Чайковский. История одинокой жизни (Берберова) - страница 44

Мир продолжал оставаться ему чужим, подчас враждебным, иногда – страшным, несмотря на то, что Чайковский привлекал к себе людей: с первых московских месяцев он заметил это. В этом повинны были и внешность его – все более и более становившаяся приятной, почти красивой, и мягкое, чаровавшее людей обращение с ними – словно он хранил в себе тайный источник какой-то высокой, утонченной породы, так что сравнительно с ним простоватые и ребячливые его приятели казались грубоватыми дикарями, среди которых он, словно не касаясь их, проходил “стеклянным мальчиком” боткинской поры, уже, впрочем, не мальчиком, а вполне взрослым человеком.

Людям нравилось в нем то, что каждый мог быть уверен: этот не заденет их никогда, не сделает им больно, этот касается их с такой душевной осторожностью, что с ним всегда спокойно и никогда не опасно. Эта необычайная тонкость его, как любили говорить в то время, “деликатность”, умение пройти и не задеть, возразить и не резнуть, покоряла очень многих. И только, может быть, один Николай Григорьевич знал (как, может быть, бессознательно до него чувствовал это же самое его великий петербургский брат), что за этой мягкостью растет в Чайковском что-то твердое, неколебимое, свое, что иногда не пробьешь ни дружеским окриком, ни даже угрозой.
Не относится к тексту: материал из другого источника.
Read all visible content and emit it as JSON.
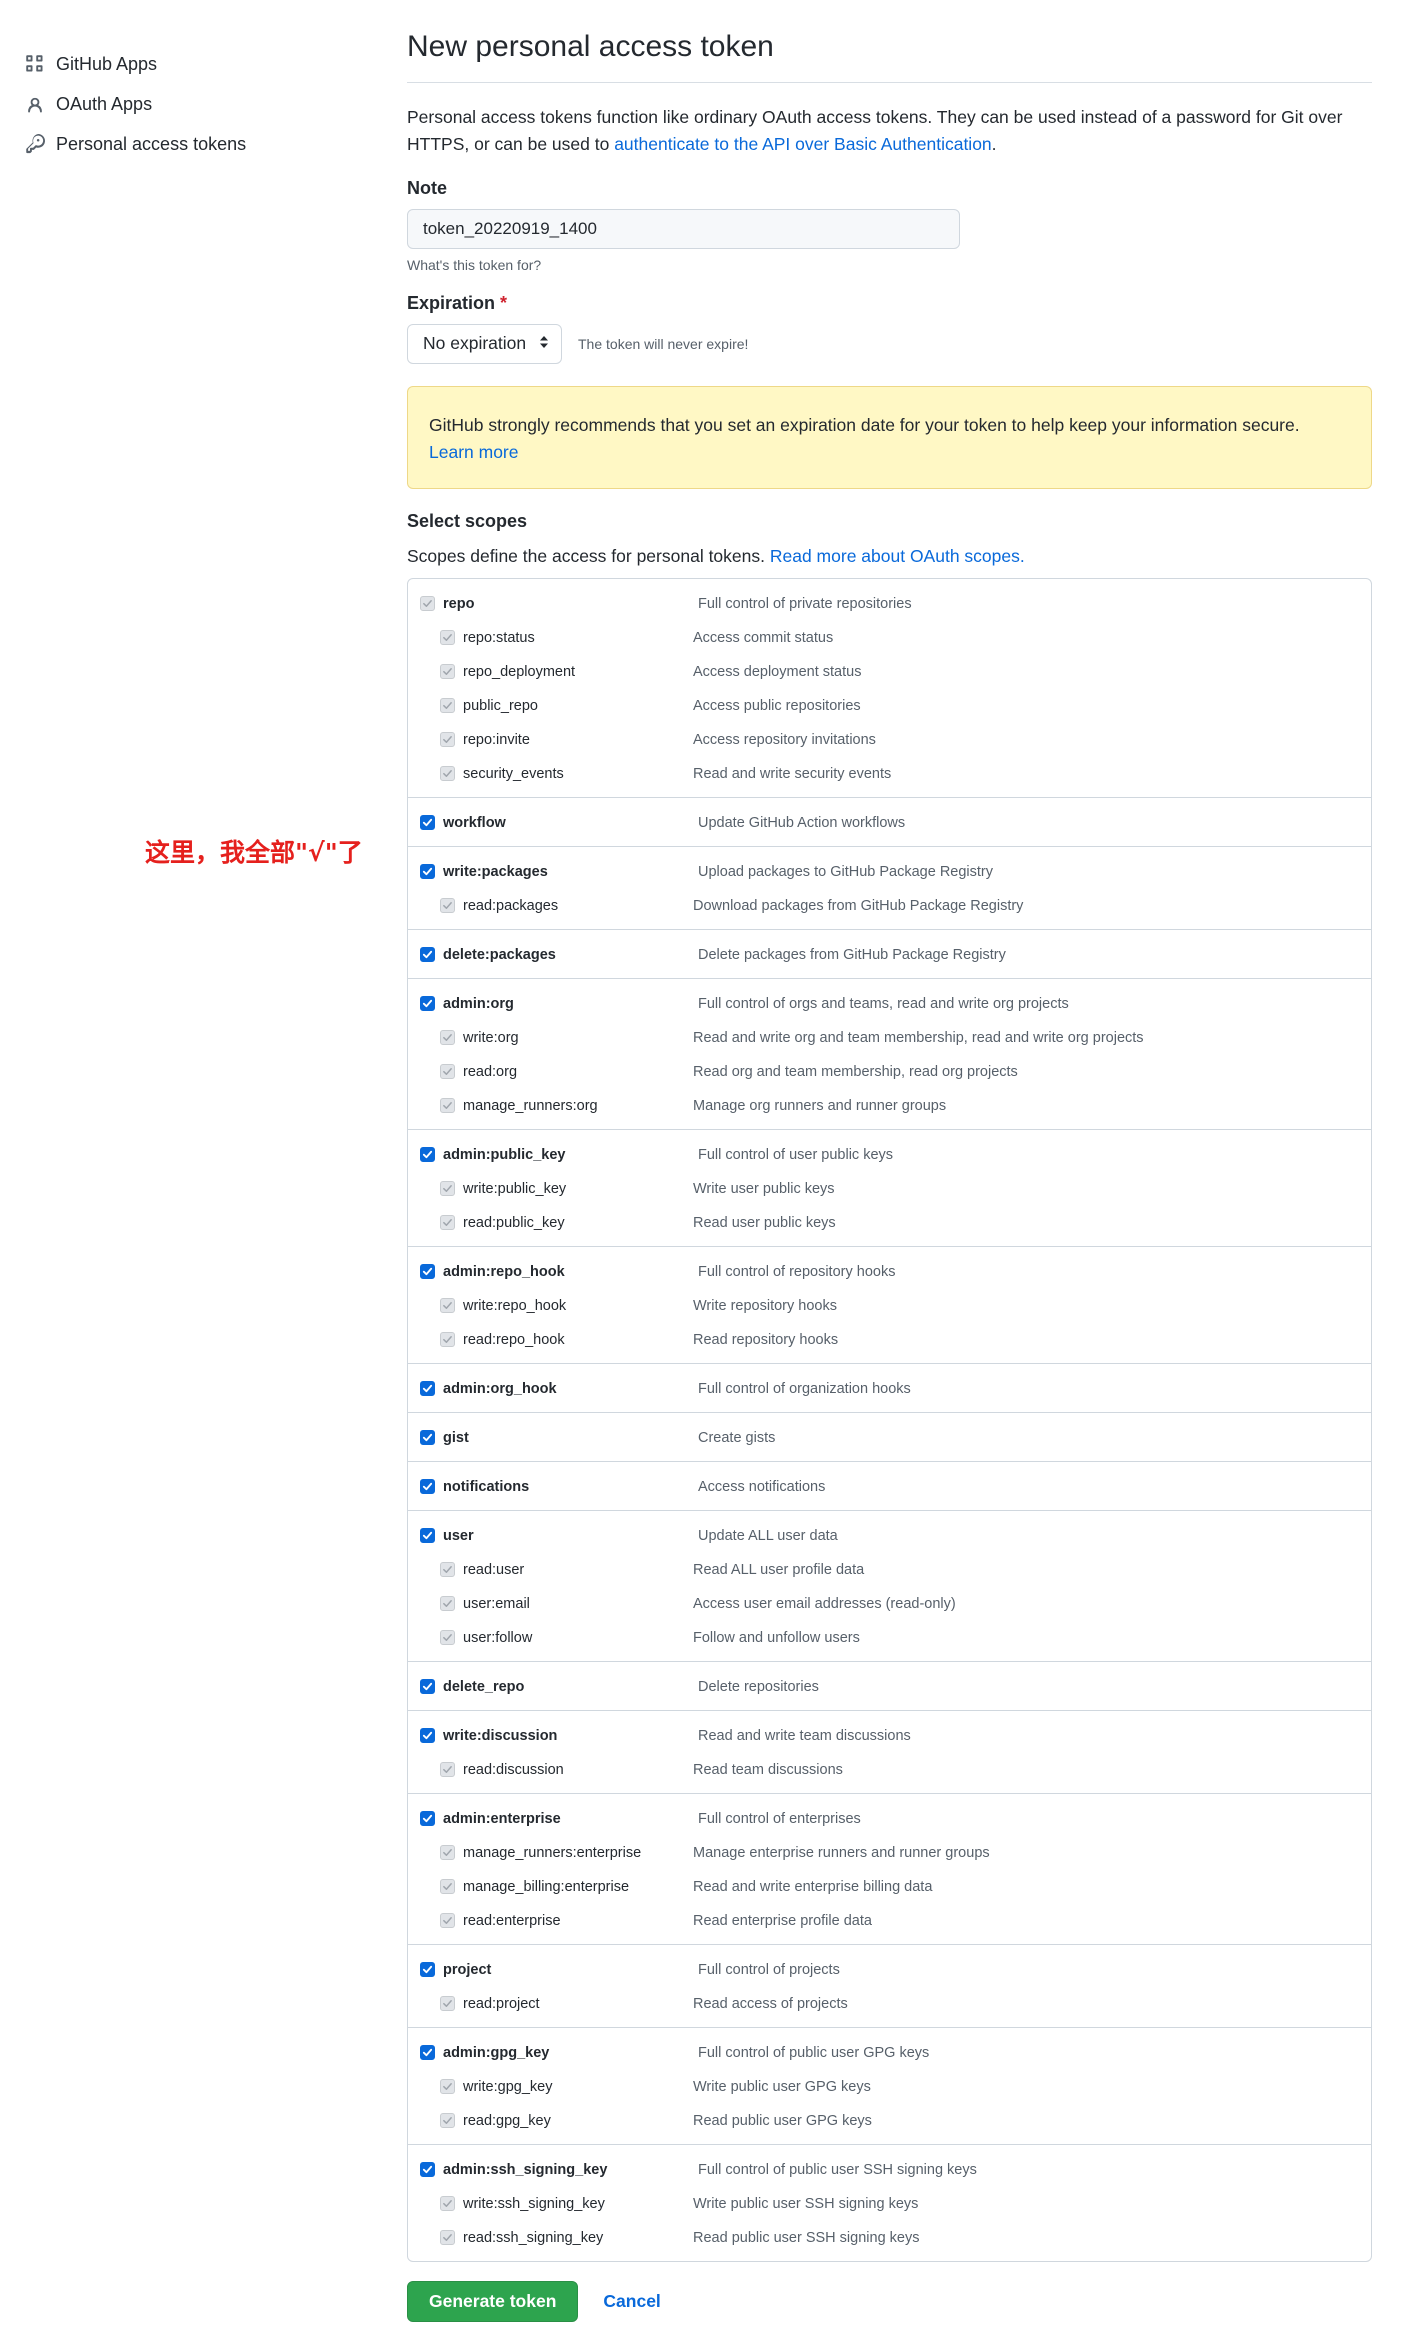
{
  "sidebar": {
    "items": [
      {
        "label": "GitHub Apps",
        "icon": "apps-icon"
      },
      {
        "label": "OAuth Apps",
        "icon": "person-icon"
      },
      {
        "label": "Personal access tokens",
        "icon": "key-icon"
      }
    ]
  },
  "page": {
    "title": "New personal access token",
    "intro_text": "Personal access tokens function like ordinary OAuth access tokens. They can be used instead of a password for Git over HTTPS, or can be used to ",
    "intro_link": "authenticate to the API over Basic Authentication",
    "intro_end": "."
  },
  "note": {
    "label": "Note",
    "value": "token_20220919_1400",
    "hint": "What's this token for?"
  },
  "expiration": {
    "label": "Expiration",
    "required_mark": "*",
    "selected": "No expiration",
    "note": "The token will never expire!"
  },
  "warning": {
    "text": "GitHub strongly recommends that you set an expiration date for your token to help keep your information secure.",
    "link": "Learn more"
  },
  "scopes": {
    "title": "Select scopes",
    "desc": "Scopes define the access for personal tokens. ",
    "desc_link": "Read more about OAuth scopes.",
    "groups": [
      {
        "name": "repo",
        "desc": "Full control of private repositories",
        "checked": true,
        "dim": true,
        "children": [
          {
            "name": "repo:status",
            "desc": "Access commit status"
          },
          {
            "name": "repo_deployment",
            "desc": "Access deployment status"
          },
          {
            "name": "public_repo",
            "desc": "Access public repositories"
          },
          {
            "name": "repo:invite",
            "desc": "Access repository invitations"
          },
          {
            "name": "security_events",
            "desc": "Read and write security events"
          }
        ]
      },
      {
        "name": "workflow",
        "desc": "Update GitHub Action workflows",
        "checked": true,
        "children": []
      },
      {
        "name": "write:packages",
        "desc": "Upload packages to GitHub Package Registry",
        "checked": true,
        "children": [
          {
            "name": "read:packages",
            "desc": "Download packages from GitHub Package Registry"
          }
        ]
      },
      {
        "name": "delete:packages",
        "desc": "Delete packages from GitHub Package Registry",
        "checked": true,
        "children": []
      },
      {
        "name": "admin:org",
        "desc": "Full control of orgs and teams, read and write org projects",
        "checked": true,
        "children": [
          {
            "name": "write:org",
            "desc": "Read and write org and team membership, read and write org projects"
          },
          {
            "name": "read:org",
            "desc": "Read org and team membership, read org projects"
          },
          {
            "name": "manage_runners:org",
            "desc": "Manage org runners and runner groups"
          }
        ]
      },
      {
        "name": "admin:public_key",
        "desc": "Full control of user public keys",
        "checked": true,
        "children": [
          {
            "name": "write:public_key",
            "desc": "Write user public keys"
          },
          {
            "name": "read:public_key",
            "desc": "Read user public keys"
          }
        ]
      },
      {
        "name": "admin:repo_hook",
        "desc": "Full control of repository hooks",
        "checked": true,
        "children": [
          {
            "name": "write:repo_hook",
            "desc": "Write repository hooks"
          },
          {
            "name": "read:repo_hook",
            "desc": "Read repository hooks"
          }
        ]
      },
      {
        "name": "admin:org_hook",
        "desc": "Full control of organization hooks",
        "checked": true,
        "children": []
      },
      {
        "name": "gist",
        "desc": "Create gists",
        "checked": true,
        "children": []
      },
      {
        "name": "notifications",
        "desc": "Access notifications",
        "checked": true,
        "children": []
      },
      {
        "name": "user",
        "desc": "Update ALL user data",
        "checked": true,
        "children": [
          {
            "name": "read:user",
            "desc": "Read ALL user profile data"
          },
          {
            "name": "user:email",
            "desc": "Access user email addresses (read-only)"
          },
          {
            "name": "user:follow",
            "desc": "Follow and unfollow users"
          }
        ]
      },
      {
        "name": "delete_repo",
        "desc": "Delete repositories",
        "checked": true,
        "children": []
      },
      {
        "name": "write:discussion",
        "desc": "Read and write team discussions",
        "checked": true,
        "children": [
          {
            "name": "read:discussion",
            "desc": "Read team discussions"
          }
        ]
      },
      {
        "name": "admin:enterprise",
        "desc": "Full control of enterprises",
        "checked": true,
        "children": [
          {
            "name": "manage_runners:enterprise",
            "desc": "Manage enterprise runners and runner groups"
          },
          {
            "name": "manage_billing:enterprise",
            "desc": "Read and write enterprise billing data"
          },
          {
            "name": "read:enterprise",
            "desc": "Read enterprise profile data"
          }
        ]
      },
      {
        "name": "project",
        "desc": "Full control of projects",
        "checked": true,
        "children": [
          {
            "name": "read:project",
            "desc": "Read access of projects"
          }
        ]
      },
      {
        "name": "admin:gpg_key",
        "desc": "Full control of public user GPG keys",
        "checked": true,
        "children": [
          {
            "name": "write:gpg_key",
            "desc": "Write public user GPG keys"
          },
          {
            "name": "read:gpg_key",
            "desc": "Read public user GPG keys"
          }
        ]
      },
      {
        "name": "admin:ssh_signing_key",
        "desc": "Full control of public user SSH signing keys",
        "checked": true,
        "children": [
          {
            "name": "write:ssh_signing_key",
            "desc": "Write public user SSH signing keys"
          },
          {
            "name": "read:ssh_signing_key",
            "desc": "Read public user SSH signing keys"
          }
        ]
      }
    ]
  },
  "actions": {
    "generate": "Generate token",
    "cancel": "Cancel"
  },
  "annotation": "这里，我全部\"√\"了",
  "colors": {
    "accent": "#0969da",
    "primary_button": "#2da44e",
    "warning_bg": "#fff8c5",
    "annotation": "#e5201d"
  }
}
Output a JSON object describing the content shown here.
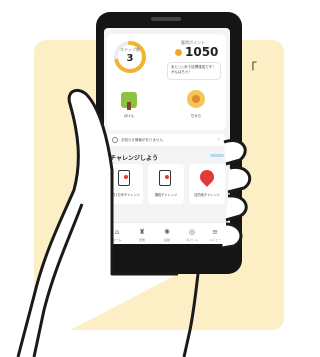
{
  "background": {
    "card_color": "#fcefc6",
    "quote_text": "「"
  },
  "app": {
    "ring": {
      "label": "ステップ数",
      "value": "3",
      "accent": "#f2b234"
    },
    "points": {
      "label": "獲得ポイント",
      "value": "1050",
      "coin_color": "#f2a531"
    },
    "bubble_text": "あと○○歩で目標達成です！がんばろう！",
    "stats": [
      {
        "label": "ほけん",
        "icon": "tree-icon"
      },
      {
        "label": "ちから",
        "icon": "medal-icon"
      }
    ],
    "notice": {
      "text": "お知らせ情報がありません",
      "icon": "gear-icon",
      "arrow": "›"
    },
    "challenge": {
      "title": "チャレンジしよう",
      "cards": [
        {
          "label": "1日1万歩チャレンジ",
          "icon": "door-icon"
        },
        {
          "label": "階段チャレンジ",
          "icon": "door-icon"
        },
        {
          "label": "目的地チャレンジ",
          "icon": "pin-icon"
        }
      ]
    },
    "tabs": [
      {
        "label": "ホーム",
        "glyph": "⌂",
        "icon": "home-icon",
        "active": true
      },
      {
        "label": "歩数",
        "glyph": "♜",
        "icon": "steps-icon",
        "active": false
      },
      {
        "label": "記録",
        "glyph": "✺",
        "icon": "record-icon",
        "active": false
      },
      {
        "label": "ポイント",
        "glyph": "◎",
        "icon": "points-icon",
        "active": false
      },
      {
        "label": "メニュー",
        "glyph": "≡",
        "icon": "menu-icon",
        "active": false
      }
    ]
  }
}
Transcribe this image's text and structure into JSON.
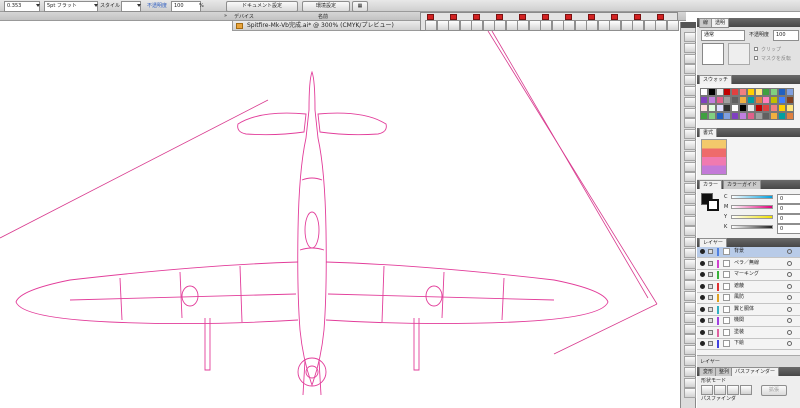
{
  "control_bar": {
    "stroke_value": "0.353",
    "stroke_profile": "5pt フラット",
    "style_label": "スタイル",
    "opacity_label": "不透明度",
    "opacity_value": "100",
    "opacity_unit": "%",
    "document_setup_button": "ドキュメント設定",
    "preferences_button": "環境設定"
  },
  "second_bar": {
    "device_label": "デバイス",
    "name_label": "名前"
  },
  "document": {
    "tab_title": "Spitfire-Mk-Vb完成.ai* @ 300% (CMYK/プレビュー)"
  },
  "panels": {
    "top_tabs": [
      "線",
      "透明"
    ],
    "blend_mode": "通常",
    "opacity_label": "不透明度",
    "opacity_value": "100",
    "clip_label": "クリップ",
    "invert_mask_label": "マスクを反転",
    "swatches_tab": "スウォッチ",
    "brushes_tab": "書式",
    "color_tabs": [
      "カラー",
      "カラーガイド"
    ],
    "color_channels": [
      {
        "label": "C",
        "value": "0",
        "color": "#00a0e0"
      },
      {
        "label": "M",
        "value": "0",
        "color": "#e0007a"
      },
      {
        "label": "Y",
        "value": "0",
        "color": "#f0e000"
      },
      {
        "label": "K",
        "value": "0",
        "color": "#222222"
      }
    ],
    "layers_tab": "レイヤー",
    "layers": [
      {
        "name": "背景",
        "color": "#4f7fe0",
        "selected": true
      },
      {
        "name": "ペラ／無線",
        "color": "#d040d0",
        "selected": false
      },
      {
        "name": "マーキング",
        "color": "#3ab23a",
        "selected": false
      },
      {
        "name": "遮蔽",
        "color": "#e03030",
        "selected": false
      },
      {
        "name": "風防",
        "color": "#e0a020",
        "selected": false
      },
      {
        "name": "翼と胴体",
        "color": "#30b0c0",
        "selected": false
      },
      {
        "name": "機関",
        "color": "#a040e0",
        "selected": false
      },
      {
        "name": "塗装",
        "color": "#e060a0",
        "selected": false
      },
      {
        "name": "下絵",
        "color": "#4040e0",
        "selected": false
      }
    ],
    "layers_footer": "レイヤー",
    "bottom_tabs": [
      "変形",
      "整列",
      "パスファインダー"
    ],
    "shape_mode_label": "形状モード",
    "pathfinder_label": "パスファインダ",
    "expand_button": "拡張"
  },
  "colors": {
    "artboard_line": "#d83a8e",
    "aircraft_line": "#e23d9a"
  }
}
То, что было в нем твердым, своим, что крепло и береглось им от всех, – было творчество. В душе поднималось возбуждение столь сильное, что только природная исключительная его работоспособность могла удовлетворить ее: здесь, сейчас, без промедления, вкусить всю сладость, весь восторг, осуществить свои вдохновения, сперва облиться потом труда, потом – слезами блаженства, – таково было единственное подлинное, терпкое и сладкое счастье этого человека. И пусть Петербург проводил его с таким ледяным равнодушием, пусть Николай Григорьевич с усмешкой встречает утром то, что было им написано ночью, он своего не отдаст, не уступит никогда.

В работе у Чайковского в тот первый московский год было несколько вещей. Он мечтал об опере, искал либретто для нее, мучился тем, что ни одно из предложенных ему Николаем Рубинштейном не годилось; он инструментовал сочиненную летом c-moll’ную увертюру (Николай Григорьевич, совершенно с ней “несогласный”, не принял ее для концерта Музыкального общества, найдя ее “неудобной” для исполнения. Посланная в Петербург, она была встречена там иронически Антоном Рубинштейном и отложена им лет на двадцать в консерваторский архив); он переделывал другую свою увертюру, F-dur, – которую Николай Григорьевич продирижировал в Благородном собрании. В первый раз Чайковский был услышан Москвой – в печати не было ни брани, ни даже упоминания его имени. И, наконец, он писал первую симфонию, – писал с трудом, медленно, мучительно, сидя над неразборчивыми от правки черновиками: ни до, ни после не знал он такого изнурительного, такого трудного вдохновения, словно это было какое-то раз в жизни данное ему творческое препятствие, которое нужно было перешагнуть, чтобы подняться на высоту, – уже окончательно невозможную ни для Альбрехтов, ни для Кашкиных.